A total of 22 studies with 1031 patients were reviewed and analyzed. Meta-analysis results showed that hematoma and seroma rate were 4.1% (95%CI 0.8-8.8, P < 0.01). The pooled cosmetic outcomes demonstrated excellent rate 56.7% (95%CI 46.4-69.3, P < 0.01), good rate 7.9% (95%CI 3.9-11.9, P < 0.01), fair rate 28.7% (95%CI 19.9-37.5, P < 0.01). The pooled blood loss was 110.74 ml (95%CI: 72.33-149.14, P = 0), hospital stays was 7.27 (95%CI 5.65-8.89, P < 0.01), the time of omental flap harvest was 65.63 min (95%CI 59.95-71.32, P < 0.01), the time for surgery was 240.87 min (95%CI 5.65- 8.89, P = 0).
This meta-analysis indicates that the omental flap in breast reconstruction is safe and effective with good cosmetic outcomes and a low incidence of complications. The study highlights the benefits of comprehensive assessment, warranting further investigation through high-quality studies and long-term follow-up.
This journal requires that authors assign a level of evidence to each article. For a full description of these Evidence-Based Medicine ratings, please refer to the Table of Contents or the online Instructions to Authors www.springer.com/00266 .

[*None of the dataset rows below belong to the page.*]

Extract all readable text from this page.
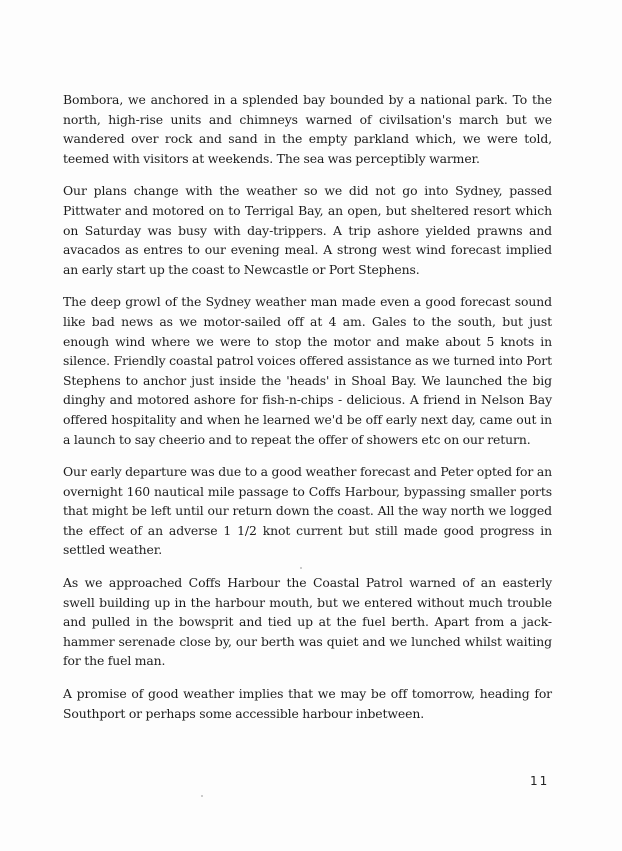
Bombora, we anchored in a splended bay bounded by a national park. To the north, high-rise units and chimneys warned of civilsation's march but we wandered over rock and sand in the empty parkland which, we were told, teemed with visitors at weekends. The sea was perceptibly warmer.

Our plans change with the weather so we did not go into Sydney, passed Pittwater and motored on to Terrigal Bay, an open, but sheltered resort which on Saturday was busy with day-trippers. A trip ashore yielded prawns and avacados as entres to our evening meal. A strong west wind forecast implied an early start up the coast to Newcastle or Port Stephens.

The deep growl of the Sydney weather man made even a good forecast sound like bad news as we motor-sailed off at 4 am. Gales to the south, but just enough wind where we were to stop the motor and make about 5 knots in silence. Friendly coastal patrol voices offered assistance as we turned into Port Stephens to anchor just inside the 'heads' in Shoal Bay. We launched the big dinghy and motored ashore for fish-n-chips - delicious. A friend in Nelson Bay offered hospitality and when he learned we'd be off early next day, came out in a launch to say cheerio and to repeat the offer of showers etc on our return.

Our early departure was due to a good weather forecast and Peter opted for an overnight 160 nautical mile passage to Coffs Harbour, bypassing smaller ports that might be left until our return down the coast. All the way north we logged the effect of an adverse 1 1/2 knot current but still made good progress in settled weather.

As we approached Coffs Harbour the Coastal Patrol warned of an easterly swell building up in the harbour mouth, but we entered without much trouble and pulled in the bowsprit and tied up at the fuel berth. Apart from a jack-hammer serenade close by, our berth was quiet and we lunched whilst waiting for the fuel man.

A promise of good weather implies that we may be off tomorrow, heading for Southport or perhaps some accessible harbour inbetween.

11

乳腺癌患者的肿瘤整形手术面临着在不增加并发症风险的情况下实现最佳美学效果的挑战。网膜瓣已成为乳房手术中的一种重建选择,但大网膜瓣的疗效和安全性仍不确定。本研究旨在进行系统评价和单臂荟萃分析,以全面评估大网膜瓣乳房重建的有效性、安全性和美容效果,为临床实践提供最新证据。
我们系统检索了截至2023年8月的Embase、PubMed、Cochrane图书馆和中国知网数据库。使用纳入和排除标准筛选研究。每项研究的质量用纽卡斯尔-渥太华量表进行评估。使用R 4.2.0版本进行荟萃分析。
共纳入22项研究,涉及1031例患者并进行了回顾和分析。荟萃分析结果显示,血肿和血清肿发生率为4.1%(95%CI 0.8-8.8,P < 0.01)。汇总的美容效果显示,优的比例为56.7%(95%CI 46.4-69.3,P < 0.01),良的比例为7.9%(95%CI 3.9-11.9,P < 0.01),一般的比例为28.7%(95%CI 19.9-37.5,P < 0.01)。汇总的失血量为110.74 ml(95%CI:72.33-149.14,P = 0),住院时间为7.27天(95%CI 5.65-8.89,P < 0.01),网膜瓣获取时间为65.63分钟(95%CI 59.95-71.32,P < 0.01),手术时间为240.87分钟(95%CI 5.65-8.89,P = 0)。
这项荟萃分析表明,网膜瓣用于乳房重建是安全有效的,美容效果良好,并发症发生率低。该研究强调了综合评估的益处,需要通过高质量研究和长期随访进行进一步调查。
证据水平III:本刊要求作者为每篇文章指定证据水平。有关这些循证医学评级的完整描述,请参阅目录或作者在线指南www.springer.com/00266 。